Principais pontos do relatório financeiro: crescimento estável da receita, mas lucro mais focado nos parques
Analisando a estrutura de lucros, o segmento de experiências (parques temáticos, cruzeiros, produtos de consumo, etc.) se tornou o principal pilar este trimestre: a receita desse segmento atingiu o recorde de 10 bilhões de dólares, com lucro operacional de 3,3 bilhões de dólares; a empresa divulgou um pequeno aumento no fluxo de visitantes nos parques americanos, bem como um aumento nos gastos médios dos visitantes, consolidando ainda mais a característica de "vaca leiteira".
Streaming continua a se recuperar: lucro do SVOD sobe para 450 milhões de dólares
Em contraste com o enfraquecimento da TV linear tradicional, a melhoria na lucratividade do streaming continua: a empresa divulgou que o lucro operacional do SVOD (serviços de assinatura como Disney+ e Hulu) aumentou cerca de 189 milhões de dólares em relação ao ano anterior, alcançando 450 milhões de dólares, com a receita relacionada continuando a crescer em dois dígitos e a margem de lucro subindo para a faixa média a alta de um dígito.
Diversos meios de comunicação de Wall Street atribuíram os destaques deste trimestre à "capacidade de lucro do streaming" e à "resiliência do negócio de experiências", acreditando que essa melhoria estrutural tem mais influência no preço de mercado do que as flutuações do lucro líquido trimestral.

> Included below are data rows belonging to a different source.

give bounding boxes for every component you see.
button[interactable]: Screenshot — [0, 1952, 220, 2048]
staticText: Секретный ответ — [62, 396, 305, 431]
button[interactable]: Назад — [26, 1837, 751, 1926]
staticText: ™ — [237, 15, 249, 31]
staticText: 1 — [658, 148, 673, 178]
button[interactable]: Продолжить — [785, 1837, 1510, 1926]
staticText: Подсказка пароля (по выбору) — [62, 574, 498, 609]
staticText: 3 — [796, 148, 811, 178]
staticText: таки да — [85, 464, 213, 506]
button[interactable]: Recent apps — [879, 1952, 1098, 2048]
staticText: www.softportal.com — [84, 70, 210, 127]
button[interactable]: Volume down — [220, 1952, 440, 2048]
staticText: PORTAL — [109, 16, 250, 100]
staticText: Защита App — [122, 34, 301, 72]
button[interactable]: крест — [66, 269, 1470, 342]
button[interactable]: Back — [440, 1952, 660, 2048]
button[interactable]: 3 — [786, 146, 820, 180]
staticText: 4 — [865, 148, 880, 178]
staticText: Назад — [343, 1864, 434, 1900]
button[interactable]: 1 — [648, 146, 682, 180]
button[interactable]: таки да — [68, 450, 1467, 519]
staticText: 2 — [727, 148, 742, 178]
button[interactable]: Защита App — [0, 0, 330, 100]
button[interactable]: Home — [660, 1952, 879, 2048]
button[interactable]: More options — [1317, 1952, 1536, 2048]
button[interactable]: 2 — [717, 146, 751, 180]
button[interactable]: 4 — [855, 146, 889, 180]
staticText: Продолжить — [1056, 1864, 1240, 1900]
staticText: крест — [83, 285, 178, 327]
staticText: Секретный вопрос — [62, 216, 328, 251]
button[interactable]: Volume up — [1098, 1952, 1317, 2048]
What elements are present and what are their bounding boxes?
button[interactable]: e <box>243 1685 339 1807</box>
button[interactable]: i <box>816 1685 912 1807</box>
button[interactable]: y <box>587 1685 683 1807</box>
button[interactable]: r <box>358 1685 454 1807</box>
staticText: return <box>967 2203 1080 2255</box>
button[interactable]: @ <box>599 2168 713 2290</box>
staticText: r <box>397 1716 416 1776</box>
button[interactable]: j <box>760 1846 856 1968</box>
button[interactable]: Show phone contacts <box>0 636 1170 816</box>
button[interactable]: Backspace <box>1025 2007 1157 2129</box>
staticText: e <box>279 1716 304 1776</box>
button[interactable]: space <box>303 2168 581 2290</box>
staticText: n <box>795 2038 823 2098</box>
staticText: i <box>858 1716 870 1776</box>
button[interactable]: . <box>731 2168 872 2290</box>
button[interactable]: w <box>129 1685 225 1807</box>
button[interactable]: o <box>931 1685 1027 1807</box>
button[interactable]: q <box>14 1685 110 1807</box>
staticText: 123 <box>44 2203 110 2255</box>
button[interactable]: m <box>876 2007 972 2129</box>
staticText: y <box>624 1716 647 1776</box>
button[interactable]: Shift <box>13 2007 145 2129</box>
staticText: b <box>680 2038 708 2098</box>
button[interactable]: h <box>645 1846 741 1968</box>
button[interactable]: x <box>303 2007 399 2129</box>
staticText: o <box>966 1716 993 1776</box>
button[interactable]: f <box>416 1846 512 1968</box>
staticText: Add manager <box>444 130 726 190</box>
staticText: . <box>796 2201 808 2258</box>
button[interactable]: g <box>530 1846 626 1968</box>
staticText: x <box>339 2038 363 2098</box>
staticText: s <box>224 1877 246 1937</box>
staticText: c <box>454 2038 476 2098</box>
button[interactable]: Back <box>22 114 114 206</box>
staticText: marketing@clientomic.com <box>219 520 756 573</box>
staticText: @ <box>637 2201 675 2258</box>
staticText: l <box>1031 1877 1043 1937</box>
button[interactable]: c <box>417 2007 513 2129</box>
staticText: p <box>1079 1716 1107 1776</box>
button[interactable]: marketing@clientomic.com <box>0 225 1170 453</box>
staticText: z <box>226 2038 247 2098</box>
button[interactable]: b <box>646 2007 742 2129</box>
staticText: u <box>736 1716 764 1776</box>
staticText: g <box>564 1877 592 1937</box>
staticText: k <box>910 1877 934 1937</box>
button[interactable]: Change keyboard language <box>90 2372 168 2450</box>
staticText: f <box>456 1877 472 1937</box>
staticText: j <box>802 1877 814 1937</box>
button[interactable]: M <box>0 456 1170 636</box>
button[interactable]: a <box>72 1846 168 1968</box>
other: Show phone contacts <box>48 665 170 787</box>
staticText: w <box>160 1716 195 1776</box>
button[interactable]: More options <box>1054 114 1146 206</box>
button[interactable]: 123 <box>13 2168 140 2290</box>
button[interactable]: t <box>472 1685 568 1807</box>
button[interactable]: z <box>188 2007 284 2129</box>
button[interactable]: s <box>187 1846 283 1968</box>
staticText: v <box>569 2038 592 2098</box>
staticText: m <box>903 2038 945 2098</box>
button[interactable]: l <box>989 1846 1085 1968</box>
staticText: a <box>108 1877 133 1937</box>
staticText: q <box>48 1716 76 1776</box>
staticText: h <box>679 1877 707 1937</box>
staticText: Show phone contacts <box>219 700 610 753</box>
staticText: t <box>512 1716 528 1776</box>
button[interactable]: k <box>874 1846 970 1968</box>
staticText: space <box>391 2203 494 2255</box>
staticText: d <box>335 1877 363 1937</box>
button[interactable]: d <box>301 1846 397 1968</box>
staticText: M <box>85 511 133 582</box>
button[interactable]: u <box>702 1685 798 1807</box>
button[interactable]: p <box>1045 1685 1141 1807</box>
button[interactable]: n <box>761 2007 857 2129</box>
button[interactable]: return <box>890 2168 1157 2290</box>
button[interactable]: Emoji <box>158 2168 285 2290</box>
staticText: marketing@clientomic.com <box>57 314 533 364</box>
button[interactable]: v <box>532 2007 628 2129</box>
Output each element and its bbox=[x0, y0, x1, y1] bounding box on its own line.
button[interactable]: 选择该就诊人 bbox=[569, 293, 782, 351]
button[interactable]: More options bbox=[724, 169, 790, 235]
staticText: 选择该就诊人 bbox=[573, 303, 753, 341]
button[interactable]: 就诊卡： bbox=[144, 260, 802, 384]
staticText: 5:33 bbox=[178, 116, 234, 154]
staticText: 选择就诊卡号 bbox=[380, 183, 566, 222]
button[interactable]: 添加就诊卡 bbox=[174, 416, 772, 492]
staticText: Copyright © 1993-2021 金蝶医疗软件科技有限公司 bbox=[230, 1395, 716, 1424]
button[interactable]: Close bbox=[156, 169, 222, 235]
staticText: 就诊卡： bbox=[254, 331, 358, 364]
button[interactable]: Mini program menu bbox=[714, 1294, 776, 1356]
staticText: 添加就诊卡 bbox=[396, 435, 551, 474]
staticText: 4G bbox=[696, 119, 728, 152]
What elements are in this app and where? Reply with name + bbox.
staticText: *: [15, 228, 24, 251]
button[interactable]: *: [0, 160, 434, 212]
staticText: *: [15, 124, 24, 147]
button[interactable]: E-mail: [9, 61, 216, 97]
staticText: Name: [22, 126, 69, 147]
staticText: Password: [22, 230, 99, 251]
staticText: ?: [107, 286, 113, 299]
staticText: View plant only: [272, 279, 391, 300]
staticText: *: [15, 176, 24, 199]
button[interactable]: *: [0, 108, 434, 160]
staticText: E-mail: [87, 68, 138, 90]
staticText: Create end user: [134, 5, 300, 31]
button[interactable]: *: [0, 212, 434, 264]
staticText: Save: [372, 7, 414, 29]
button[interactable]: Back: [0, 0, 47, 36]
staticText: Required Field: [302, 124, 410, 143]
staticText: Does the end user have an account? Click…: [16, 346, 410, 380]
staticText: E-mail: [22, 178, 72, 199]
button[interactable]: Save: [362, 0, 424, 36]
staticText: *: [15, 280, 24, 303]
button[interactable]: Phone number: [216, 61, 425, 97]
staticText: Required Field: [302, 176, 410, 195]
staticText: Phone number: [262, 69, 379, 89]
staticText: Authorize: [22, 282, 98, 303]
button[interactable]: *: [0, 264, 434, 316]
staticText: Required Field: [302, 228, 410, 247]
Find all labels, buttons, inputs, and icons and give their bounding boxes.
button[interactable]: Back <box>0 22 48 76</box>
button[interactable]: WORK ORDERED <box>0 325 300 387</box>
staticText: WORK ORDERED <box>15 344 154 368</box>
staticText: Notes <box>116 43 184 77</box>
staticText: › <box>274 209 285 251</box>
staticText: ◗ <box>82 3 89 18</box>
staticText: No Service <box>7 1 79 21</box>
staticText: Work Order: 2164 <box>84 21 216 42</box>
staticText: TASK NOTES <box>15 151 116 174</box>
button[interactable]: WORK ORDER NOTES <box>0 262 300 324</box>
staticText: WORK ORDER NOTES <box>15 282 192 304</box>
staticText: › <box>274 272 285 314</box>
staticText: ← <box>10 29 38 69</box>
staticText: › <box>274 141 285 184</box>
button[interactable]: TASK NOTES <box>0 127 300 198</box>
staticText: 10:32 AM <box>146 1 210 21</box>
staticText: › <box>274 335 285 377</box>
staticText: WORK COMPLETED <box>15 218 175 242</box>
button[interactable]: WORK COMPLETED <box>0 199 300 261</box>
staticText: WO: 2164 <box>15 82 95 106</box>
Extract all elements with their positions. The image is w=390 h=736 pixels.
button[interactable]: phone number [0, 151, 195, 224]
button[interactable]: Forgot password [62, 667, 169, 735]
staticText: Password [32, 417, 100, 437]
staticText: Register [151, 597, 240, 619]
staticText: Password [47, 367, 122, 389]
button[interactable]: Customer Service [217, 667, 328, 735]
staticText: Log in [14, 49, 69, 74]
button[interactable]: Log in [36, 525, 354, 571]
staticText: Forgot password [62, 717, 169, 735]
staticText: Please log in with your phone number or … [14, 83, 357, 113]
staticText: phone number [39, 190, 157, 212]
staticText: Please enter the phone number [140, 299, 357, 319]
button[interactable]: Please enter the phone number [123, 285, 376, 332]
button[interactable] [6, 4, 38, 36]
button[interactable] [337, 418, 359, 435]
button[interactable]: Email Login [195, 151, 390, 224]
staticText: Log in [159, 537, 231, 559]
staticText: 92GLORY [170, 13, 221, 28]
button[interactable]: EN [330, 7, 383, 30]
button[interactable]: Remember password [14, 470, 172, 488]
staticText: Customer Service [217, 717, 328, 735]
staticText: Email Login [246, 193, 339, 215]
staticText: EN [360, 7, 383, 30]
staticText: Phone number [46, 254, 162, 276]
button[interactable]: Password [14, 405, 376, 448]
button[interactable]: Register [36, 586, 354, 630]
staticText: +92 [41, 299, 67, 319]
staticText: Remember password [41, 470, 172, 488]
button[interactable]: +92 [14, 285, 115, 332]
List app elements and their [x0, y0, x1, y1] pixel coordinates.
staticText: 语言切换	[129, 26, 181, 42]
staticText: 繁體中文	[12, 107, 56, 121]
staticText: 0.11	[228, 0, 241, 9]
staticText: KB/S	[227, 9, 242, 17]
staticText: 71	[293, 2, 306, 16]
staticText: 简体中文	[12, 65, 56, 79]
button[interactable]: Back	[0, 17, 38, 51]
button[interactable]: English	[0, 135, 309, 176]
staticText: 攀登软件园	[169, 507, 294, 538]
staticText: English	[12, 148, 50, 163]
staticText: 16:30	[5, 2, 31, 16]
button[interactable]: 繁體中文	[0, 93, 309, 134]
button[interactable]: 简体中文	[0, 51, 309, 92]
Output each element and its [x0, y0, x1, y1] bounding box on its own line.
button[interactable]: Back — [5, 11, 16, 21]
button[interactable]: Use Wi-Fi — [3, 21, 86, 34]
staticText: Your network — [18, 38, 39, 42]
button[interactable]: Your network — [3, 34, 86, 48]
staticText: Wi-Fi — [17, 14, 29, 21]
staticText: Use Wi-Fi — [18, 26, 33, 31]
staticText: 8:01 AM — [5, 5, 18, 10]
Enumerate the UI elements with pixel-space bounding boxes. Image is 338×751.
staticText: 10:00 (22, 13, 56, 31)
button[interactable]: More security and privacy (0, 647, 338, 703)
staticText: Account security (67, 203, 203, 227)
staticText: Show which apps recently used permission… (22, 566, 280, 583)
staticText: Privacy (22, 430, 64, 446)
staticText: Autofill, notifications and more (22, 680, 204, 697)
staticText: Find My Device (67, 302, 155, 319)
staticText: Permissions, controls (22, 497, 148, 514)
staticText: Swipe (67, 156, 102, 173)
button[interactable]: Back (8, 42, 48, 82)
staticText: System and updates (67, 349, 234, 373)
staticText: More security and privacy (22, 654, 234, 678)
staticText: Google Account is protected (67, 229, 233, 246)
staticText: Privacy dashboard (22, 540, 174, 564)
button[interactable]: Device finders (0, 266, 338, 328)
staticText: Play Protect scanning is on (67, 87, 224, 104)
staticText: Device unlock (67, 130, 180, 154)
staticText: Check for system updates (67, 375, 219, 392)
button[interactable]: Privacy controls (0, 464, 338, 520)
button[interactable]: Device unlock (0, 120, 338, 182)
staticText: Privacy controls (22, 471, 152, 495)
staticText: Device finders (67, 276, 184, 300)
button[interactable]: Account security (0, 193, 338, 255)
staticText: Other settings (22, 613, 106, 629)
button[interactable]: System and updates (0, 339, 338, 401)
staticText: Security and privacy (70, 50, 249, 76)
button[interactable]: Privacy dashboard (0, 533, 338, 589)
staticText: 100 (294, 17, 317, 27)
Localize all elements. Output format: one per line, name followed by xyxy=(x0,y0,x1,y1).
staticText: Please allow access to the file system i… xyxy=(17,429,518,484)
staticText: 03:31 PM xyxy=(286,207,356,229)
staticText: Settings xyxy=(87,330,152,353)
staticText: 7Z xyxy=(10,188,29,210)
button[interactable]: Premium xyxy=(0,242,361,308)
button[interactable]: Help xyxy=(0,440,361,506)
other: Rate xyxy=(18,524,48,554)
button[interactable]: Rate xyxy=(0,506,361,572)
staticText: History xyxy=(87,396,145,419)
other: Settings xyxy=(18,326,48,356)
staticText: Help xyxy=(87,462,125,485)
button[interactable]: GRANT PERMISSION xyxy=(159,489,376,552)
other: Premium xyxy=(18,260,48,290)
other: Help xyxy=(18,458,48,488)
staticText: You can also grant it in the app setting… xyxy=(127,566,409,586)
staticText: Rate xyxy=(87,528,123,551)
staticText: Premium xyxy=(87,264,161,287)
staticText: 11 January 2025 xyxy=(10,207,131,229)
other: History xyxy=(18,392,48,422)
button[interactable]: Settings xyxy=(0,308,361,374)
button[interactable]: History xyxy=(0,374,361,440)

Filmes e TV: bilheteria impulsiona a receita, mas custos e publicidade pressionam o lucro
A receita do segmento de entretenimento cresceu no trimestre em comparação com o ano anterior, mas o lucro operacional caiu significativamente. A empresa atribuiu a pressão ao aumento nos gastos com produção de conteúdo, programas e marketing, enquanto a publicidade também foi impactada por fatores de base.
Vale destacar que o CEO da empresa mencionou em declaração financeira que "Zootopia 2" e "Avatar: Fogo e Cinzas" são esperados para alcançar bilheteria na casa dos bilhões de dólares em 2025, ressaltando que essas principais propriedades intelectuais podem gerar sinergias entre cinemas, streaming, licenciamentos e parques temáticos.
Negócios esportivos enfrentam pressão de curto prazo: interrupção do YouTube TV gera impacto de cerca de 110 milhões de dólares
No segmento esportivo, a empresa revelou que o lucro operacional caiu em relação ao ano anterior, além dos fatores de custos de direitos e produção, a interrupção de curto prazo do YouTube TV causou um impacto negativo de cerca de 110 milhões de dólares, sendo um dos fatores de pressão neste trimestre.
Projeções e sucessão: ainda apostando em "crescimento de dois dígitos" anual, novo CEO é a próxima variável
Para o futuro, a Disney mantém a previsão de "crescimento de dois dígitos no EPS ajustado" para o ano fiscal de 2026, além de estabelecer metas de fluxo de caixa operacional de aproximadamente 19 bilhões de dólares e continuidade no programa de recompra de ações; ao mesmo tempo, alerta que o segmento esportivo será impactado por custos crescentes de direitos no segundo trimestre, e o crescimento do lucro dos negócios de experiências pode ser mais moderado.